Between furious epic and the most colorful pop, between existential opera and the warmest soap opera, Şeyda Kurt asks what opportunities lie in the disintegration of all orders. Sanya and her dazzling family of choice are deeply entangled in the history of their community, which spans borders and time. Can we live differently? Stirring, clever and all-changing, this event of a novel debut shouts: yes.
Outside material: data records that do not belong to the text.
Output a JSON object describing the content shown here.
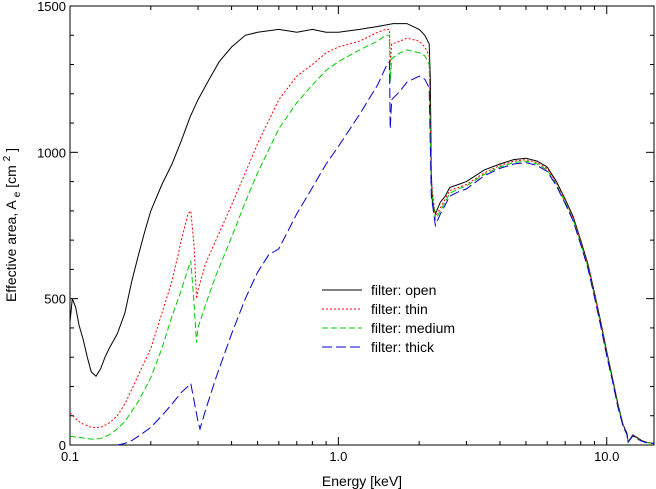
{
  "chart_data": {
    "type": "line",
    "title": "",
    "xlabel": "Energy [keV]",
    "ylabel": {
      "main": "Effective area, A",
      "sub": "e",
      "unit_open": " [cm",
      "sup": "2",
      "unit_close": "]"
    },
    "xscale": "log",
    "xlim": [
      0.1,
      15
    ],
    "ylim": [
      0,
      1500
    ],
    "x_ticks": [
      {
        "v": 0.1,
        "label": "0.1"
      },
      {
        "v": 1.0,
        "label": "1.0"
      },
      {
        "v": 10.0,
        "label": "10.0"
      }
    ],
    "y_ticks": [
      {
        "v": 0,
        "label": "0"
      },
      {
        "v": 500,
        "label": "500"
      },
      {
        "v": 1000,
        "label": "1000"
      },
      {
        "v": 1500,
        "label": "1500"
      }
    ],
    "grid": false,
    "legend_position": "center",
    "series": [
      {
        "name": "filter: open",
        "color": "#000000",
        "dash": "",
        "points": [
          [
            0.1,
            420
          ],
          [
            0.102,
            500
          ],
          [
            0.105,
            470
          ],
          [
            0.108,
            410
          ],
          [
            0.112,
            360
          ],
          [
            0.116,
            300
          ],
          [
            0.12,
            250
          ],
          [
            0.125,
            235
          ],
          [
            0.13,
            260
          ],
          [
            0.135,
            300
          ],
          [
            0.14,
            330
          ],
          [
            0.15,
            380
          ],
          [
            0.16,
            450
          ],
          [
            0.17,
            560
          ],
          [
            0.18,
            650
          ],
          [
            0.19,
            730
          ],
          [
            0.2,
            800
          ],
          [
            0.22,
            890
          ],
          [
            0.24,
            960
          ],
          [
            0.26,
            1040
          ],
          [
            0.28,
            1120
          ],
          [
            0.3,
            1180
          ],
          [
            0.33,
            1250
          ],
          [
            0.36,
            1310
          ],
          [
            0.4,
            1360
          ],
          [
            0.45,
            1400
          ],
          [
            0.5,
            1410
          ],
          [
            0.6,
            1420
          ],
          [
            0.7,
            1410
          ],
          [
            0.8,
            1420
          ],
          [
            0.9,
            1410
          ],
          [
            1.0,
            1410
          ],
          [
            1.2,
            1420
          ],
          [
            1.4,
            1430
          ],
          [
            1.6,
            1440
          ],
          [
            1.8,
            1440
          ],
          [
            2.0,
            1420
          ],
          [
            2.1,
            1400
          ],
          [
            2.18,
            1370
          ],
          [
            2.2,
            1250
          ],
          [
            2.22,
            930
          ],
          [
            2.24,
            830
          ],
          [
            2.3,
            790
          ],
          [
            2.4,
            830
          ],
          [
            2.5,
            850
          ],
          [
            2.6,
            880
          ],
          [
            2.8,
            890
          ],
          [
            3.0,
            900
          ],
          [
            3.5,
            940
          ],
          [
            4.0,
            960
          ],
          [
            4.5,
            975
          ],
          [
            5.0,
            980
          ],
          [
            5.5,
            970
          ],
          [
            6.0,
            950
          ],
          [
            6.5,
            900
          ],
          [
            7.0,
            840
          ],
          [
            7.5,
            780
          ],
          [
            8.0,
            700
          ],
          [
            8.5,
            620
          ],
          [
            9.0,
            520
          ],
          [
            9.5,
            420
          ],
          [
            10.0,
            320
          ],
          [
            10.5,
            230
          ],
          [
            11.0,
            140
          ],
          [
            11.5,
            70
          ],
          [
            11.9,
            40
          ],
          [
            12.0,
            10
          ],
          [
            12.5,
            35
          ],
          [
            13.0,
            25
          ],
          [
            13.5,
            15
          ],
          [
            14.0,
            10
          ],
          [
            15.0,
            5
          ]
        ]
      },
      {
        "name": "filter: thin",
        "color": "#ff0000",
        "dash": "2,2",
        "points": [
          [
            0.1,
            110
          ],
          [
            0.105,
            90
          ],
          [
            0.11,
            75
          ],
          [
            0.12,
            60
          ],
          [
            0.13,
            60
          ],
          [
            0.14,
            75
          ],
          [
            0.15,
            100
          ],
          [
            0.16,
            140
          ],
          [
            0.17,
            190
          ],
          [
            0.18,
            240
          ],
          [
            0.2,
            330
          ],
          [
            0.22,
            450
          ],
          [
            0.24,
            560
          ],
          [
            0.26,
            700
          ],
          [
            0.275,
            790
          ],
          [
            0.282,
            800
          ],
          [
            0.29,
            680
          ],
          [
            0.296,
            500
          ],
          [
            0.3,
            530
          ],
          [
            0.32,
            620
          ],
          [
            0.35,
            700
          ],
          [
            0.4,
            820
          ],
          [
            0.45,
            930
          ],
          [
            0.5,
            1030
          ],
          [
            0.6,
            1180
          ],
          [
            0.7,
            1260
          ],
          [
            0.8,
            1300
          ],
          [
            0.9,
            1340
          ],
          [
            1.0,
            1360
          ],
          [
            1.2,
            1380
          ],
          [
            1.4,
            1410
          ],
          [
            1.5,
            1420
          ],
          [
            1.55,
            1420
          ],
          [
            1.56,
            1300
          ],
          [
            1.58,
            1370
          ],
          [
            1.7,
            1380
          ],
          [
            1.8,
            1390
          ],
          [
            2.0,
            1380
          ],
          [
            2.1,
            1360
          ],
          [
            2.18,
            1330
          ],
          [
            2.22,
            900
          ],
          [
            2.3,
            780
          ],
          [
            2.4,
            810
          ],
          [
            2.5,
            840
          ],
          [
            2.6,
            870
          ],
          [
            2.8,
            880
          ],
          [
            3.0,
            890
          ],
          [
            3.5,
            930
          ],
          [
            4.0,
            955
          ],
          [
            4.5,
            970
          ],
          [
            5.0,
            975
          ],
          [
            5.5,
            965
          ],
          [
            6.0,
            945
          ],
          [
            6.5,
            895
          ],
          [
            7.0,
            835
          ],
          [
            7.5,
            775
          ],
          [
            8.0,
            695
          ],
          [
            8.5,
            615
          ],
          [
            9.0,
            515
          ],
          [
            9.5,
            415
          ],
          [
            10.0,
            315
          ],
          [
            10.5,
            225
          ],
          [
            11.0,
            135
          ],
          [
            11.5,
            68
          ],
          [
            11.9,
            38
          ],
          [
            12.0,
            10
          ],
          [
            12.5,
            33
          ],
          [
            13.0,
            23
          ],
          [
            13.5,
            14
          ],
          [
            14.0,
            9
          ],
          [
            15.0,
            5
          ]
        ]
      },
      {
        "name": "filter: medium",
        "color": "#00cc00",
        "dash": "6,3",
        "points": [
          [
            0.1,
            30
          ],
          [
            0.11,
            25
          ],
          [
            0.12,
            20
          ],
          [
            0.13,
            22
          ],
          [
            0.14,
            35
          ],
          [
            0.15,
            55
          ],
          [
            0.16,
            80
          ],
          [
            0.17,
            115
          ],
          [
            0.18,
            150
          ],
          [
            0.2,
            230
          ],
          [
            0.22,
            330
          ],
          [
            0.24,
            440
          ],
          [
            0.26,
            530
          ],
          [
            0.275,
            600
          ],
          [
            0.282,
            630
          ],
          [
            0.29,
            480
          ],
          [
            0.296,
            350
          ],
          [
            0.3,
            400
          ],
          [
            0.32,
            480
          ],
          [
            0.35,
            580
          ],
          [
            0.4,
            710
          ],
          [
            0.45,
            830
          ],
          [
            0.5,
            930
          ],
          [
            0.6,
            1080
          ],
          [
            0.7,
            1170
          ],
          [
            0.8,
            1230
          ],
          [
            0.9,
            1280
          ],
          [
            1.0,
            1310
          ],
          [
            1.2,
            1350
          ],
          [
            1.4,
            1380
          ],
          [
            1.5,
            1400
          ],
          [
            1.55,
            1400
          ],
          [
            1.56,
            1240
          ],
          [
            1.58,
            1320
          ],
          [
            1.7,
            1340
          ],
          [
            1.8,
            1350
          ],
          [
            2.0,
            1340
          ],
          [
            2.1,
            1330
          ],
          [
            2.18,
            1300
          ],
          [
            2.22,
            880
          ],
          [
            2.3,
            770
          ],
          [
            2.4,
            800
          ],
          [
            2.5,
            830
          ],
          [
            2.6,
            860
          ],
          [
            2.8,
            875
          ],
          [
            3.0,
            885
          ],
          [
            3.5,
            925
          ],
          [
            4.0,
            950
          ],
          [
            4.5,
            965
          ],
          [
            5.0,
            970
          ],
          [
            5.5,
            960
          ],
          [
            6.0,
            940
          ],
          [
            6.5,
            890
          ],
          [
            7.0,
            830
          ],
          [
            7.5,
            770
          ],
          [
            8.0,
            690
          ],
          [
            8.5,
            610
          ],
          [
            9.0,
            510
          ],
          [
            9.5,
            410
          ],
          [
            10.0,
            310
          ],
          [
            10.5,
            222
          ],
          [
            11.0,
            132
          ],
          [
            11.5,
            66
          ],
          [
            11.9,
            36
          ],
          [
            12.0,
            9
          ],
          [
            12.5,
            32
          ],
          [
            13.0,
            22
          ],
          [
            13.5,
            13
          ],
          [
            14.0,
            9
          ],
          [
            15.0,
            5
          ]
        ]
      },
      {
        "name": "filter: thick",
        "color": "#0000cc",
        "dash": "10,4",
        "points": [
          [
            0.15,
            0
          ],
          [
            0.16,
            5
          ],
          [
            0.17,
            15
          ],
          [
            0.18,
            30
          ],
          [
            0.2,
            60
          ],
          [
            0.22,
            100
          ],
          [
            0.24,
            140
          ],
          [
            0.26,
            180
          ],
          [
            0.275,
            200
          ],
          [
            0.282,
            210
          ],
          [
            0.29,
            150
          ],
          [
            0.3,
            80
          ],
          [
            0.305,
            55
          ],
          [
            0.32,
            120
          ],
          [
            0.35,
            230
          ],
          [
            0.4,
            380
          ],
          [
            0.45,
            500
          ],
          [
            0.5,
            590
          ],
          [
            0.55,
            650
          ],
          [
            0.6,
            670
          ],
          [
            0.7,
            790
          ],
          [
            0.8,
            880
          ],
          [
            0.9,
            960
          ],
          [
            1.0,
            1020
          ],
          [
            1.2,
            1130
          ],
          [
            1.4,
            1230
          ],
          [
            1.5,
            1290
          ],
          [
            1.55,
            1310
          ],
          [
            1.56,
            1080
          ],
          [
            1.58,
            1180
          ],
          [
            1.7,
            1210
          ],
          [
            1.8,
            1240
          ],
          [
            2.0,
            1260
          ],
          [
            2.1,
            1250
          ],
          [
            2.18,
            1220
          ],
          [
            2.22,
            850
          ],
          [
            2.3,
            750
          ],
          [
            2.4,
            790
          ],
          [
            2.5,
            820
          ],
          [
            2.6,
            850
          ],
          [
            2.8,
            865
          ],
          [
            3.0,
            875
          ],
          [
            3.5,
            920
          ],
          [
            4.0,
            945
          ],
          [
            4.5,
            960
          ],
          [
            5.0,
            965
          ],
          [
            5.5,
            955
          ],
          [
            6.0,
            935
          ],
          [
            6.5,
            885
          ],
          [
            7.0,
            825
          ],
          [
            7.5,
            765
          ],
          [
            8.0,
            685
          ],
          [
            8.5,
            605
          ],
          [
            9.0,
            505
          ],
          [
            9.5,
            405
          ],
          [
            10.0,
            305
          ],
          [
            10.5,
            220
          ],
          [
            11.0,
            130
          ],
          [
            11.5,
            65
          ],
          [
            11.9,
            35
          ],
          [
            12.0,
            9
          ],
          [
            12.5,
            31
          ],
          [
            13.0,
            21
          ],
          [
            13.5,
            13
          ],
          [
            14.0,
            8
          ],
          [
            15.0,
            5
          ]
        ]
      }
    ]
  }
}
"What a tribute to so many lives that have never been told."
Fatih Akın
Şeyda Kurt, born in Cologne in 1992, studied philosophy, Romance studies and cultural journalism in Cologne, Bordeaux and Berlin. As a freelance journalist and columnist, she writes for various print and online media, including ZEIT ONLINE. As an editor, she worked on the Spotify original podcast 190220 - Ein Jahr nach Hanau, which won the Grimme Online Award in 2021. In the same year, Medium magazine named the editorial team as journalists of the year. In her bestseller Radical Tenderness. Why love is political, she examined love in the force field of patriarchy, capitalism and racism.
This content has been machine translated.